Before supplements, humans had only foods to rely on for the vitamins their bodies needed to function. Vitamin A, for example, can be found in milk, eggs, liver, and green vegetables. Vitamin C can be found in oranges or dark leafy greens. And cheese, milk, yogurt, fortified tofu, and broccoli are all high in calcium. A well-balanced diet should, in theory, provide us with all the vitamins and minerals we need. Only when you’re sorely lacking a vitamin — and aren’t eating a reasonably healthy diet — do you need supplements.

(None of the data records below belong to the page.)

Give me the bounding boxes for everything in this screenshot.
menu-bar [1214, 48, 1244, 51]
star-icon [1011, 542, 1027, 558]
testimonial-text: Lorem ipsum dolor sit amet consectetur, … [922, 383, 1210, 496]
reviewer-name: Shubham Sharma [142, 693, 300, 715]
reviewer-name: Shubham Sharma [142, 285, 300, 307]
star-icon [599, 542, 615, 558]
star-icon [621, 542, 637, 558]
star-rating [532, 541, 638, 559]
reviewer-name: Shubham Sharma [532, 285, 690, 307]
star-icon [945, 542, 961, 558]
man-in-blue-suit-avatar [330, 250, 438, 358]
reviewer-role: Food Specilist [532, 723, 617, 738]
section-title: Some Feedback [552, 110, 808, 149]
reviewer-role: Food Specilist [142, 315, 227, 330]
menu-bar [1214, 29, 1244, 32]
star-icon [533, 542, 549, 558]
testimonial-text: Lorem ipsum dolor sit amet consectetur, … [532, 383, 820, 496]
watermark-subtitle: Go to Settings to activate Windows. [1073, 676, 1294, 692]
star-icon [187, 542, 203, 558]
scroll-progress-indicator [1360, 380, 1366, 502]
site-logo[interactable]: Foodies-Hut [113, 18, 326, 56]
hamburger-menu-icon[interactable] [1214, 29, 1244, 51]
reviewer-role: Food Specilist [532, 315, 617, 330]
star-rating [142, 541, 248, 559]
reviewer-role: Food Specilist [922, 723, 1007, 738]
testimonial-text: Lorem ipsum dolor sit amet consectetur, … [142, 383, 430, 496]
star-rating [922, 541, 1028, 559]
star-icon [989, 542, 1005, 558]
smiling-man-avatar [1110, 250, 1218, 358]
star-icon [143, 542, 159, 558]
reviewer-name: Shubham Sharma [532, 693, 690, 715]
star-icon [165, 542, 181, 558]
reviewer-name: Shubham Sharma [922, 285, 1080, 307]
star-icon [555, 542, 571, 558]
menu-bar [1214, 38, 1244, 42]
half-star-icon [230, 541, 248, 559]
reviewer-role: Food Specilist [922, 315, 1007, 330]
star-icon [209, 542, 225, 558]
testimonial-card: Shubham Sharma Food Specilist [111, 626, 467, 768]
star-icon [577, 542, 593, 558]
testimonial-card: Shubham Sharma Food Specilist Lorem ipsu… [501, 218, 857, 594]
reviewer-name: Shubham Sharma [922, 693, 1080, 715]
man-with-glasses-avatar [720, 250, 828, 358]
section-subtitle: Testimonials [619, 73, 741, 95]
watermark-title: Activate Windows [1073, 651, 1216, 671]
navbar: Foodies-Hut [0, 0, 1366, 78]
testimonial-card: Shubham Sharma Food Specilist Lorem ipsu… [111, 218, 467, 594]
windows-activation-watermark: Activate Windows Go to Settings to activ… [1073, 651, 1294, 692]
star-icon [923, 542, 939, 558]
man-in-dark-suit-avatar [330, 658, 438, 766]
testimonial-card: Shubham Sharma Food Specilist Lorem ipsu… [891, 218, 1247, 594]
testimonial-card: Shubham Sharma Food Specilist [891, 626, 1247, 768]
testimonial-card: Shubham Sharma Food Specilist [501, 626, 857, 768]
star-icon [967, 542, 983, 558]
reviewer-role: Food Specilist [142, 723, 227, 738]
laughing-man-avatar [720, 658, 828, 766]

Aranda goes on to explain that these vitamins are generally divided into two categories — fat-soluble (meaning they dissolve in lipids), and water-soluble (meaning they dissolve in water). Water-soluble vitamins tend to be excreted from your body quickly if you take in more than you need, while fat-soluble vitamins in excess are usually stored in tissues. If too much fat-soluble vitamins build up over time, they may do the body harm.

The Food and Nutrition Board created Recommended Daily Allowance (RDA) to guide consumers in not taking unsafe amounts of vitamins or minerals within supplements. If you exceed RDA limits, your body will excrete the excess nutrients quickly, or will store it in tissue where it may accumulate to hazardous amounts. “When you take a multivitamin that has more than 100 percent of the RDA for different vitamins, your body might not be digesting and absorbing it all,” Aranda states.

If you’re taking supplements, however, that doesn’t mean you should toss them all out immediately. Ask your doctor before choosing a multivitamin regimen. Evidence on the subject is conflicting; some research has found that supplements are beneficial to health, while others have found the opposite. Many find that supplements have little to no effect at all. That being said, it’s likely a better idea to focus on consuming a well-balanced diet — complete with protein, whole wheats, and plenty of green leafy vegetables — than to turn to health in a pill.